Nomegestrol

Clinical data
- Other names: 19-Normegestrol; 6-Methyl-17α-hydroxy-δ^{6}-19-norprogesterone; 17α-Hydroxy-6-methyl-19-norpregna-4,6-diene-3,20-dione
- ATC code: G03DB04 (WHO) ;

Identifiers
- IUPAC name (17α)-17-acetyl-17-hydroxy-6-methylestra-4,6-dien-3-one;
- CAS Number: 58691-88-6;
- PubChem CID: 68783;
- ChemSpider: 62024;
- UNII: 10F89177CO;
- KEGG: D07222;
- CompTox Dashboard (EPA): DTXSID80866702 ;

Chemical and physical data
- Formula: C_{21}H_{28}O_{3}
- Molar mass: 328.452 g·mol^{−1}
- 3D model (JSmol): Interactive image;
- SMILES O=C4\C=C3\C(=C/[C@@H]1[C@H](CC[C@@]2([C@@](O)(C(=O)C)CC[C@@H]12)C)[C@H]3CC4)C;
- InChI InChI=1S/C21H28O3/c1-12-10-18-16(15-5-4-14(23)11-17(12)15)6-8-20(3)19(18)7-9-21(20,24)13(2)22/h10-11,15-16,18-19,24H,4-9H2,1-3H3/t15-,16-,18-,19+,20+,21+/m1/s1; Key:KZUIYQJTUIACIG-YBZCJVABSA-N;

= Nomegestrol =

Chemical compound

Nomegestrol (INN), also known as 19-normegestrol, is a steroidal progestin which was patented in 1975 but was never marketed.
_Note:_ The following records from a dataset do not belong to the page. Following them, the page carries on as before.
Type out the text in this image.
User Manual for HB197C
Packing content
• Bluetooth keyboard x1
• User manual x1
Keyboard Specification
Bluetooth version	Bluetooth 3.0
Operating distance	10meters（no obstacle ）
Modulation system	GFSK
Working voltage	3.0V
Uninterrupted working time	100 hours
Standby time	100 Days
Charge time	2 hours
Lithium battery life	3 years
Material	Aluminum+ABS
It is the parent compound of nomegestrol acetate, which is marketed as a progestin.

Nomegestrol shows relatively low affinity for the progesterone receptor, only about 4% of that of progesterone and about 1.6% of that of nomegestrol acetate in one assay.